Li Yu-chieh, assistant professor of visual studies at Lingnan University, says, “Hong Kong Palace Museum has a great opportunity to intervene in the conventional narratives of Chinese art histories.”(PHOTO PROVIDED TO CHINA DAILY)

Educate

Of all the responsibilities on ICOM’s list, HKPM’s progress in the area of “offering varied experiences for education, enjoyment, reflection and knowledge sharing” is actually quantifiable.

“We’re working on an ambitious project to bring over 100,000 students to HKPM for gallery tours and curated experiences,” Wang shares.

HKPM collaborated with the Hong Kong Education Bureau on a Chinese history teaching resource book.

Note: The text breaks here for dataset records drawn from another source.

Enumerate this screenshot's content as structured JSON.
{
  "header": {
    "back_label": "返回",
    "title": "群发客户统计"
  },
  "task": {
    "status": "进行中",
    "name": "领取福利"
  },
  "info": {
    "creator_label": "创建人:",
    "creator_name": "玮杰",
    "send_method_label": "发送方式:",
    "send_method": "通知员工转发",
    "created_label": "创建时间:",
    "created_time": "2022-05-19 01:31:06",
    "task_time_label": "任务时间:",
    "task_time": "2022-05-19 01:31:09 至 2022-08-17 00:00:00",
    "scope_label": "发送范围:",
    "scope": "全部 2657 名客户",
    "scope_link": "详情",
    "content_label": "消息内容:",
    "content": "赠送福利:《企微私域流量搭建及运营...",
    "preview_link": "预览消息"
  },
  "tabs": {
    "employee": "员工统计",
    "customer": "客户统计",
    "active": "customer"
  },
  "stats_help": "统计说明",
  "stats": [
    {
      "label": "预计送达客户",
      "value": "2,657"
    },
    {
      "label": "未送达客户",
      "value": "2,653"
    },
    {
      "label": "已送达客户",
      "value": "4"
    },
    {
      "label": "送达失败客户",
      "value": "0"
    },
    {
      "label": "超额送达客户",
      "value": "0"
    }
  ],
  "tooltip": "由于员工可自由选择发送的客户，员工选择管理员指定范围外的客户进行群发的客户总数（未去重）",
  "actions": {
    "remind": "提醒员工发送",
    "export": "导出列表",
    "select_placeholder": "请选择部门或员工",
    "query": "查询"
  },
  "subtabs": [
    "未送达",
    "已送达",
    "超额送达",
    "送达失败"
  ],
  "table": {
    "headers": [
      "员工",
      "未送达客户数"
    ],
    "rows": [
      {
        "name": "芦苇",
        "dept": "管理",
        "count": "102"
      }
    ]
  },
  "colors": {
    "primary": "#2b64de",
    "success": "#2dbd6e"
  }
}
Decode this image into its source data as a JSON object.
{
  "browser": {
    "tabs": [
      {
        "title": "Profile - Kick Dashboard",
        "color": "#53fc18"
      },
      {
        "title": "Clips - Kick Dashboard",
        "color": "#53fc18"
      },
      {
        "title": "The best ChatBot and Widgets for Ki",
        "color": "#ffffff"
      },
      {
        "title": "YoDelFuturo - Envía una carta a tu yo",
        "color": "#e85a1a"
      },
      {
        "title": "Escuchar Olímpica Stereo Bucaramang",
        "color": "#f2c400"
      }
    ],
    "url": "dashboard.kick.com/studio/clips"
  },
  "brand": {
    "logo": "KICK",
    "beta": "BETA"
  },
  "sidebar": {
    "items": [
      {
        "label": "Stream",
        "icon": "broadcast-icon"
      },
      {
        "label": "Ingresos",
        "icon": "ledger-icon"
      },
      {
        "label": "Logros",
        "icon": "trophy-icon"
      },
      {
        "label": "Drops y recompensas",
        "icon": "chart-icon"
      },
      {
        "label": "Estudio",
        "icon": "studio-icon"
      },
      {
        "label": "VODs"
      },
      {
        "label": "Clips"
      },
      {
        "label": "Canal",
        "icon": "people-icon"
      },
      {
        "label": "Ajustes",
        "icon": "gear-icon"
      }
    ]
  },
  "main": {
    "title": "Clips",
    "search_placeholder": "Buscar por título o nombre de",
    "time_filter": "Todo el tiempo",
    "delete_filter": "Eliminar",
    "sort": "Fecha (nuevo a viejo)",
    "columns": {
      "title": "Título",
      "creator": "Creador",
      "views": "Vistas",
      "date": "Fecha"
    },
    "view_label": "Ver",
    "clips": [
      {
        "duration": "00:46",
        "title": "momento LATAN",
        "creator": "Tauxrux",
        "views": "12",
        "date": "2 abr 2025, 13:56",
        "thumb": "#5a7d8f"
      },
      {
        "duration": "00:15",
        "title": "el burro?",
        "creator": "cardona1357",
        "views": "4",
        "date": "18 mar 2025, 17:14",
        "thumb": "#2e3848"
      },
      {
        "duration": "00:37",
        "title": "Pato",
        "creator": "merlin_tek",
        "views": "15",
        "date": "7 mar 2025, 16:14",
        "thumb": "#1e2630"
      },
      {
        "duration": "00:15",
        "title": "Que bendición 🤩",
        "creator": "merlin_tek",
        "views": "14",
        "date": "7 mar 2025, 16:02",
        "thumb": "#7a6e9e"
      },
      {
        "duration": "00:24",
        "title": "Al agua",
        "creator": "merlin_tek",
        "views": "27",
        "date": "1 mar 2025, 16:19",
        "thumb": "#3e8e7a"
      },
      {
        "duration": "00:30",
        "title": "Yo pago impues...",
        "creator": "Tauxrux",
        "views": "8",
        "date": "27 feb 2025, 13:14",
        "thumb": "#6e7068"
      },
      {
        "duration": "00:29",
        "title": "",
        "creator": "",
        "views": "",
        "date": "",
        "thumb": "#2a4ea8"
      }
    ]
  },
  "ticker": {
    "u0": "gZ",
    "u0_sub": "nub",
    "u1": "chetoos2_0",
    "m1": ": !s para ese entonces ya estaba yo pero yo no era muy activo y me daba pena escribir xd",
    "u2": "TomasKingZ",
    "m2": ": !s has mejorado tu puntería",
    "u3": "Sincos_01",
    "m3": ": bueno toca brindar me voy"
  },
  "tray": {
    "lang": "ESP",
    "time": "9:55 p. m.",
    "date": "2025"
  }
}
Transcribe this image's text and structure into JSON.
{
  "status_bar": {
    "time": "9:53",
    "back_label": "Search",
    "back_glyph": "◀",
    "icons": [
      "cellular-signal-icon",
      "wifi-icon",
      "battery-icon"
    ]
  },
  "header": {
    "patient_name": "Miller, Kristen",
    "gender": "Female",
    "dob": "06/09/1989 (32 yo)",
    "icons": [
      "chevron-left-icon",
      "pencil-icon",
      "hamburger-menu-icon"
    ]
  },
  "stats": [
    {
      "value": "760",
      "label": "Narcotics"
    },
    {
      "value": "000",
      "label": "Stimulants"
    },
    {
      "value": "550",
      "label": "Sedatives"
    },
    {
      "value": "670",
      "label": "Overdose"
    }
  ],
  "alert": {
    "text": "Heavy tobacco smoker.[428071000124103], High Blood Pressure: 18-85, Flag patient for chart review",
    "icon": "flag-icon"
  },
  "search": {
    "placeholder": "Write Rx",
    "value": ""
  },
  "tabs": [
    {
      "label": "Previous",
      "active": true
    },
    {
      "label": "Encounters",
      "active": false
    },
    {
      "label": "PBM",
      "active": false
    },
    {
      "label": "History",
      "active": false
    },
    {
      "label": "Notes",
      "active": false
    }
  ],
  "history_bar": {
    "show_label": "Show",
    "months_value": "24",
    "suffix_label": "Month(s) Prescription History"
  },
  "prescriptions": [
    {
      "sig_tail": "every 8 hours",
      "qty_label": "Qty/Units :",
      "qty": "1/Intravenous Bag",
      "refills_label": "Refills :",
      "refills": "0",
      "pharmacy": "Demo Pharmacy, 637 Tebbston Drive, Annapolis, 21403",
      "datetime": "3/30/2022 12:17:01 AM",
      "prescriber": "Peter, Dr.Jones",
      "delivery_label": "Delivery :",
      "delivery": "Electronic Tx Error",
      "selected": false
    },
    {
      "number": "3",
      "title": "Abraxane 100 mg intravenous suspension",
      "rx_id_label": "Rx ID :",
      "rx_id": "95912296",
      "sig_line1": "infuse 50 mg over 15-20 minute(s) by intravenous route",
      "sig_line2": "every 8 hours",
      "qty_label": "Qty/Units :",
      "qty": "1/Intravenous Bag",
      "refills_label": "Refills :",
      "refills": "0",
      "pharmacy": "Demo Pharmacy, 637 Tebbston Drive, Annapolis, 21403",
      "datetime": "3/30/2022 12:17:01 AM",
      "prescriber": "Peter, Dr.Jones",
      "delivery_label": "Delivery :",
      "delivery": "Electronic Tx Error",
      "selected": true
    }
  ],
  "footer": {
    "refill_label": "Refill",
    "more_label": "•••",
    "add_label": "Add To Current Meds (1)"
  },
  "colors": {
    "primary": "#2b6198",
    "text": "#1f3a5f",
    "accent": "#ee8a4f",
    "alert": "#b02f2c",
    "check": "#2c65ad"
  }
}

Every history teacher in Hong Kong has received a copy, and a PDF version is available for free download on the Education Bureau’s website.

“We collaborate with artists and curators to design resource materials for teachers,” explains Wang. “They contain guidelines on using museum treasures as classroom teaching aids — while talking about emperors and their ruling principles, for example.”

HKPM’s deputy director, curatorial and programming, Daisy Wang reveals that the institution recently acquired nearly 1,000 priceless objects. (PHOTO PROVIDED TO CHINA DAILY)

HKPM’s publication team also works closely with its Beijing counterpart. The two recently teamed up to bring out an English version of the recently released The Making of Masterpieces: Chinese Painting and Calligraphy from the Palace Museum.

“This is something we’re uniquely positioned to do,” says Wang. “The book contains information on seals, inscriptions and so on, and required inputs from specialists to make the descriptions accessible to an international audience. (At HKPM), we have a diverse international curatorial and publication team, and hence the ability to produce reading material for an international audience.”

Chris Cheung pays homage to “the disappearing aesthetic of (handwritten) Chinese characters” in his Hong Kong Palace Museum-commissioned installation, Flowing Script. (PHOTO PROVIDED TO CHINA DAILY)

The road ahead

Starting life as a subsidiary of the Palace Museum in Beijing, HKPM appears ready to come into its own. Wang reveals that HKPM is all set to make its first round of acquisitions — “a wonderful collection of nearly 1,000 objects, including a very distinguished collection of gold objects sourced from the mainland”. Besides, the number of queries from prospective donors in possession of Chinese antiquities has been growing.

At the end of the day, the measure of a museum’s success lies in whether it’s able to add social value to the land on which it stands.

While it’s premature to wonder whether HKPM might, one day, evolve into what the Louvre is to Paris, or the British Museum to London, those tasked with developing the museum as China’s bridge with the rest of the world are sparing no effort.

Wang is confident that HKPM will be “a tourist hotspot” once quarantine-free travel resumes. The museum is also banking on “tourists from the Greater Bay Area and elsewhere on the mainland” in due course.

CityU’s Wong believes the inclusive, cosmopolitan outlook of Hong Kong people will aid HKPM on its journey to becoming a world-class institution. “Hong Kong people are familiar with promoting cultural development through collaboration and cultural exchanges,” she points out.

What Hong Kong stands to gain from this process is a better understanding of its place in the national framework. When a Hong Kong person stands in front of a Qing ceramic vase with red, white and blue spirals, and is struck by its resonance with the city’s generic, plastic packaging material, it might be easier to believe in, as Wong puts it, “a more defined national identity and a stronger sense of belonging in their relationship with the rest of China”.